Patron: So it goes back to having good processes. If you have a good safety program, you’re going to have safety logs. You’re going to be able to show that you have a culture of safety. That is a form of risk management in and of itself.

Schwartzkopf: If you have a good quality program and can evidence it, you might reduce your losses associated with construction defects on the back end.

Patron: So taking action, external and internal action, is better than not doing anything when a crisis happens, as a general rule?

Miller: Yes, provided it is a reasonable action and you have appropriately vetted it with senior management. You need senior management commitment.

Schwartzkopf: It should also be a pre-planned action.

Patron: So after a risk has been realized, when should I call my insurer?

Miller: The sooner the better.

Schwartzkopf: Many times our risk engineers or claims professionals are the second or third called to come to the scene and help provide assistance in managing the crisis at the jobsite. When there is a severe accident, our risk engineers, who have come from the construction industry with an average of 15 years experience, can get on the jobsite and help the insured manage the safety response and the site for investigation, whether for OSHA or from the claims perspective.

Patron: What is the value of risk management? Why should risk management be at the top of the industry’s list?

Miller: I would turn the question around and ask companies, “are you providing any value if you are not appropriately managing your risk? Are you providing any value to the construction process?” I think the answer to that question is no. If you are a company that focuses on risk management throughout the contracting process, the operational aspect of the construction and focus on the fortuitous elements, you wind up with a client who is going to be happier with your work at the end of the day, and thereby you’ll get additional work from that client. If it’s a one-off client, you at least enjoy the reputation that that client will pass along to peers on your behalf.

Additionally, the contractors who we see as being very successful in terms of managing the safety elements of the process add to their bottom line with lower EMRs and lower insurance premiums. These contractors are able to take higher retentions or deductibles as compared to other contractors because they are confident they can manage it, and are able to reduce premiums that way. Focusing on the contracting piece of this as well, successful contractors know what’s in their contract. What is interesting, if you ask contractors what they do, they always tell you that they build. However, they are not called contractors without reason. A large part of what they do is the contracting process itself—reviewing, negotiating, and signing contracts. They need to know what is in those contracts to manage the inherent risks.
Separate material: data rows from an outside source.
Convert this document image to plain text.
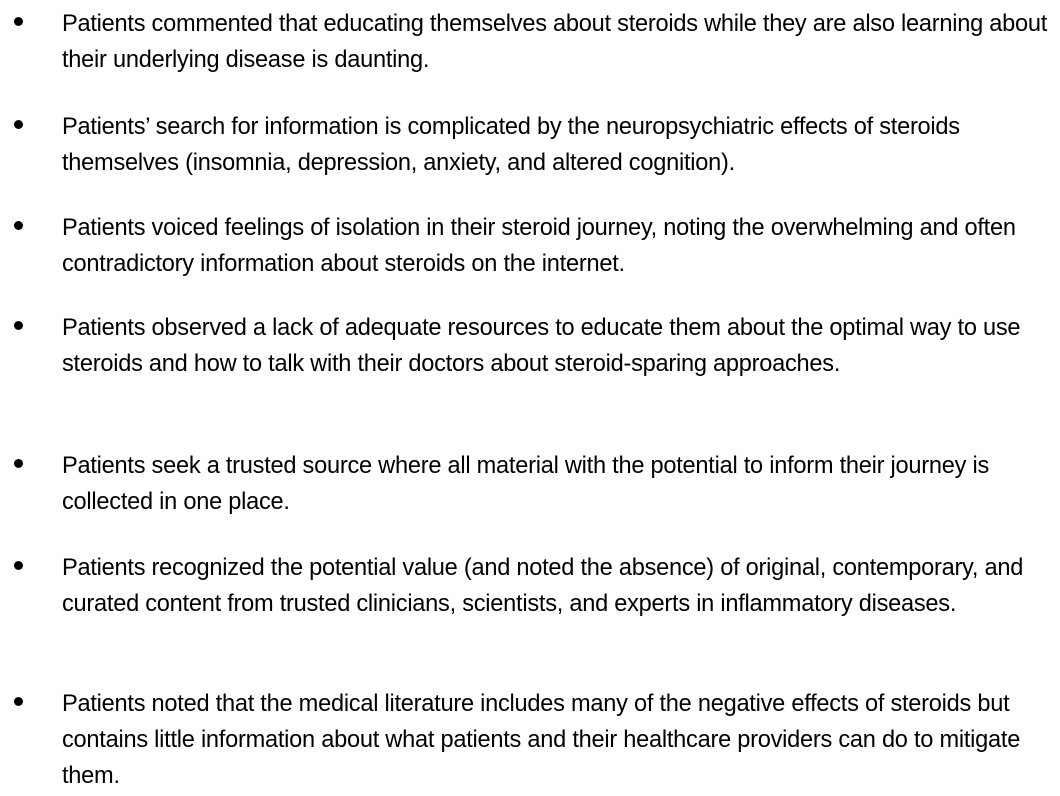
Patients commented that educating themselves about steroids while they are also learning about their underlying disease is daunting.
Patients’ search for information is complicated by the neuropsychiatric effects of steroids themselves (insomnia, depression, anxiety, and altered cognition).
Patients voiced feelings of isolation in their steroid journey, noting the overwhelming and often contradictory information about steroids on the internet.
Patients observed a lack of adequate resources to educate them about the optimal way to use steroids and how to talk with their doctors about steroid-sparing approaches.
Patients seek a trusted source where all material with the potential to inform their journey is collected in one place.
Patients recognized the potential value (and noted the absence) of original, contemporary, and curated content from trusted clinicians, scientists, and experts in inflammatory diseases.
Patients noted that the medical literature includes many of the negative effects of steroids but contains little information about what patients and their healthcare providers can do to mitigate them.
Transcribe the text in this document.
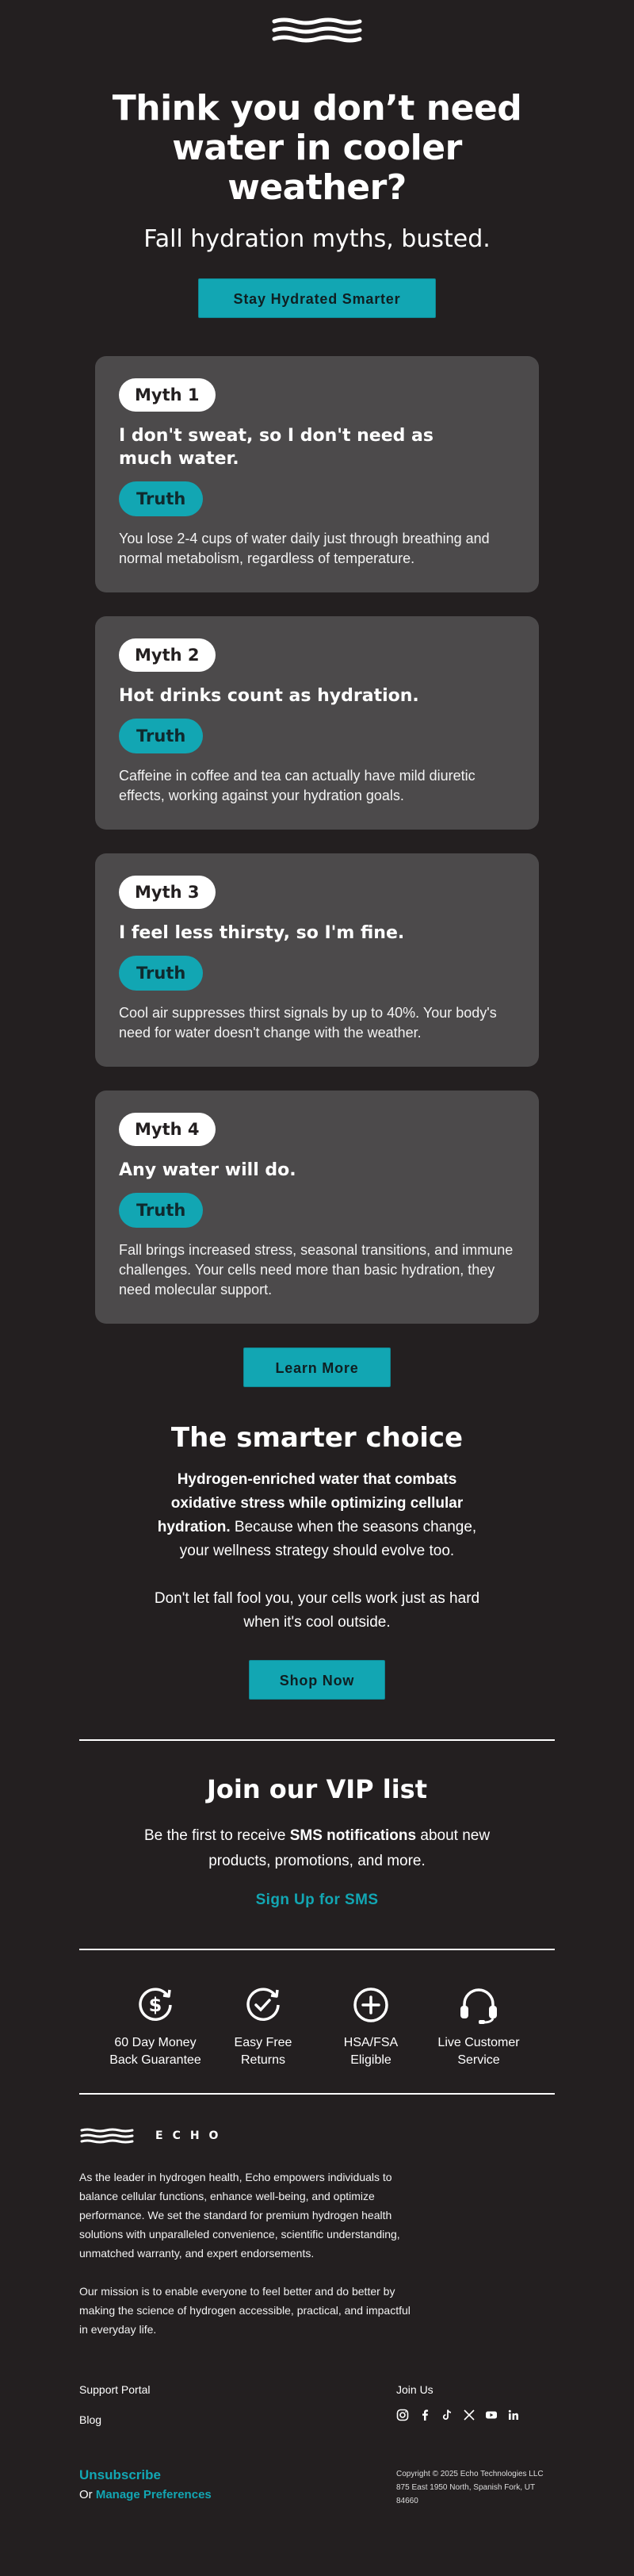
Think you don’t need water in cooler weather?

Fall hydration myths, busted.

Stay Hydrated Smarter
Myth 1

I don't sweat, so I don't need as much water.

Truth

You lose 2-4 cups of water daily just through breathing and normal metabolism, regardless of temperature.

Myth 2

Hot drinks count as hydration.

Truth

Caffeine in coffee and tea can actually have mild diuretic effects, working against your hydration goals.

Myth 3

I feel less thirsty, so I'm fine.

Truth

Cool air suppresses thirst signals by up to 40%. Your body's need for water doesn't change with the weather.

Myth 4

Any water will do.

Truth

Fall brings increased stress, seasonal transitions, and immune challenges. Your cells need more than basic hydration, they need molecular support.

Learn More
The smarter choice

Hydrogen-enriched water that combats oxidative stress while optimizing cellular hydration. Because when the seasons change, your wellness strategy should evolve too.

Don't let fall fool you, your cells work just as hard when it's cool outside.

Shop Now
Join our VIP list

Be the first to receive SMS notifications about new products, promotions, and more.

Sign Up for SMS
$
60 Day Money
Back Guarantee
Easy Free
Returns
HSA/FSA
Eligible
Live Customer
Service
ECHO

As the leader in hydrogen health, Echo empowers individuals to balance cellular functions, enhance well-being, and optimize performance. We set the standard for premium hydrogen health solutions with unparalleled convenience, scientific understanding, unmatched warranty, and expert endorsements.

Our mission is to enable everyone to feel better and do better by making the science of hydrogen accessible, practical, and impactful in everyday life.

Support Portal
Blog
Join Us
Unsubscribe
Or Manage Preferences
Copyright © 2025 Echo Technologies LLC
875 East 1950 North, Spanish Fork, UT 84660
Schwartzkopf: Some CII data, and I’m not sure it’s the most current, talks about having senior management’s commitment to create a culture of safety or a culture of managing risks. CII found that when top management was involved in reviewing every recordable incident investigation, the recordable incident rate was 1.2, as opposed to the recordable incident rate of almost 7.0 when top managers participate 50 percent or less of the time in the investigation. That is pretty compelling.

Patron: Is there anything else you would want to highlight around risk?
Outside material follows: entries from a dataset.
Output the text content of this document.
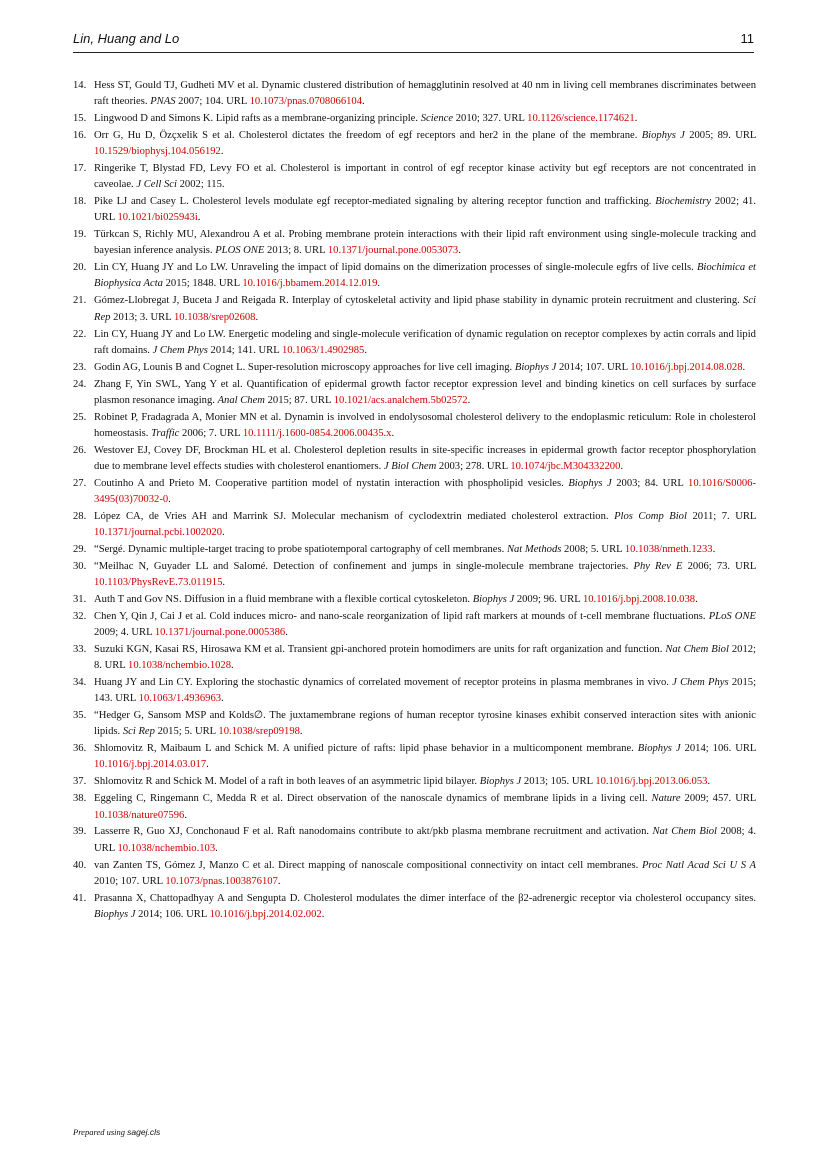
Lin, Huang and Lo	11
14. Hess ST, Gould TJ, Gudheti MV et al. Dynamic clustered distribution of hemagglutinin resolved at 40 nm in living cell membranes discriminates between raft theories. PNAS 2007; 104. URL 10.1073/pnas.0708066104.
15. Lingwood D and Simons K. Lipid rafts as a membrane-organizing principle. Science 2010; 327. URL 10.1126/science.1174621.
16. Orr G, Hu D, Özçxelik S et al. Cholesterol dictates the freedom of egf receptors and her2 in the plane of the membrane. Biophys J 2005; 89. URL 10.1529/biophysj.104.056192.
17. Ringerike T, Blystad FD, Levy FO et al. Cholesterol is important in control of egf receptor kinase activity but egf receptors are not concentrated in caveolae. J Cell Sci 2002; 115.
18. Pike LJ and Casey L. Cholesterol levels modulate egf receptor-mediated signaling by altering receptor function and trafficking. Biochemistry 2002; 41. URL 10.1021/bi025943i.
19. Türkcan S, Richly MU, Alexandrou A et al. Probing membrane protein interactions with their lipid raft environment using single-molecule tracking and bayesian inference analysis. PLOS ONE 2013; 8. URL 10.1371/journal.pone.0053073.
20. Lin CY, Huang JY and Lo LW. Unraveling the impact of lipid domains on the dimerization processes of single-molecule egfrs of live cells. Biochimica et Biophysica Acta 2015; 1848. URL 10.1016/j.bbamem.2014.12.019.
21. Gómez-Llobregat J, Buceta J and Reigada R. Interplay of cytoskeletal activity and lipid phase stability in dynamic protein recruitment and clustering. Sci Rep 2013; 3. URL 10.1038/srep02608.
22. Lin CY, Huang JY and Lo LW. Energetic modeling and single-molecule verification of dynamic regulation on receptor complexes by actin corrals and lipid raft domains. J Chem Phys 2014; 141. URL 10.1063/1.4902985.
23. Godin AG, Lounis B and Cognet L. Super-resolution microscopy approaches for live cell imaging. Biophys J 2014; 107. URL 10.1016/j.bpj.2014.08.028.
24. Zhang F, Yin SWL, Yang Y et al. Quantification of epidermal growth factor receptor expression level and binding kinetics on cell surfaces by surface plasmon resonance imaging. Anal Chem 2015; 87. URL 10.1021/acs.analchem.5b02572.
25. Robinet P, Fradagrada A, Monier MN et al. Dynamin is involved in endolysosomal cholesterol delivery to the endoplasmic reticulum: Role in cholesterol homeostasis. Traffic 2006; 7. URL 10.1111/j.1600-0854.2006.00435.x.
26. Westover EJ, Covey DF, Brockman HL et al. Cholesterol depletion results in site-specific increases in epidermal growth factor receptor phosphorylation due to membrane level effects studies with cholesterol enantiomers. J Biol Chem 2003; 278. URL 10.1074/jbc.M304332200.
27. Coutinho A and Prieto M. Cooperative partition model of nystatin interaction with phospholipid vesicles. Biophys J 2003; 84. URL 10.1016/S0006-3495(03)70032-0.
28. López CA, de Vries AH and Marrink SJ. Molecular mechanism of cyclodextrin mediated cholesterol extraction. Plos Comp Biol 2011; 7. URL 10.1371/journal.pcbi.1002020.
29. “Sergé. Dynamic multiple-target tracing to probe spatiotemporal cartography of cell membranes. Nat Methods 2008; 5. URL 10.1038/nmeth.1233.
30. “Meilhac N, Guyader LL and Salomé. Detection of confinement and jumps in single-molecule membrane trajectories. Phy Rev E 2006; 73. URL 10.1103/PhysRevE.73.011915.
31. Auth T and Gov NS. Diffusion in a fluid membrane with a flexible cortical cytoskeleton. Biophys J 2009; 96. URL 10.1016/j.bpj.2008.10.038.
32. Chen Y, Qin J, Cai J et al. Cold induces micro- and nano-scale reorganization of lipid raft markers at mounds of t-cell membrane fluctuations. PLoS ONE 2009; 4. URL 10.1371/journal.pone.0005386.
33. Suzuki KGN, Kasai RS, Hirosawa KM et al. Transient gpi-anchored protein homodimers are units for raft organization and function. Nat Chem Biol 2012; 8. URL 10.1038/nchembio.1028.
34. Huang JY and Lin CY. Exploring the stochastic dynamics of correlated movement of receptor proteins in plasma membranes in vivo. J Chem Phys 2015; 143. URL 10.1063/1.4936963.
35. “Hedger G, Sansom MSP and Kolds∅. The juxtamembrane regions of human receptor tyrosine kinases exhibit conserved interaction sites with anionic lipids. Sci Rep 2015; 5. URL 10.1038/srep09198.
36. Shlomovitz R, Maibaum L and Schick M. A unified picture of rafts: lipid phase behavior in a multicomponent membrane. Biophys J 2014; 106. URL 10.1016/j.bpj.2014.03.017.
37. Shlomovitz R and Schick M. Model of a raft in both leaves of an asymmetric lipid bilayer. Biophys J 2013; 105. URL 10.1016/j.bpj.2013.06.053.
38. Eggeling C, Ringemann C, Medda R et al. Direct observation of the nanoscale dynamics of membrane lipids in a living cell. Nature 2009; 457. URL 10.1038/nature07596.
39. Lasserre R, Guo XJ, Conchonaud F et al. Raft nanodomains contribute to akt/pkb plasma membrane recruitment and activation. Nat Chem Biol 2008; 4. URL 10.1038/nchembio.103.
40. van Zanten TS, Gómez J, Manzo C et al. Direct mapping of nanoscale compositional connectivity on intact cell membranes. Proc Natl Acad Sci U S A 2010; 107. URL 10.1073/pnas.1003876107.
41. Prasanna X, Chattopadhyay A and Sengupta D. Cholesterol modulates the dimer interface of the β2-adrenergic receptor via cholesterol occupancy sites. Biophys J 2014; 106. URL 10.1016/j.bpj.2014.02.002.
Prepared using sagej.cls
Miller: Understand what you’re signing when you sign that contract. If you wind up in litigation, nobody is going to forgive you because you didn’t see it or didn’t understand it.

Patron: Then risk management starts there?

Miller: It actually starts in selecting the types of projects you want your business development manager to focus on.

CONCLUSION

Jeremy Laurance, journalist and health editor for The Independent, captures this dilemma very succinctly, “The message here is that it is not enough to share information on risks—we have to communicate them meaningfully as well. The language of risk increasingly dominates our lives, but no one is translating it.” We know construction is an inherently risky business. The ability to understand what the risks are is only the first step. The real value of knowing lies in how effective you are in managing risk.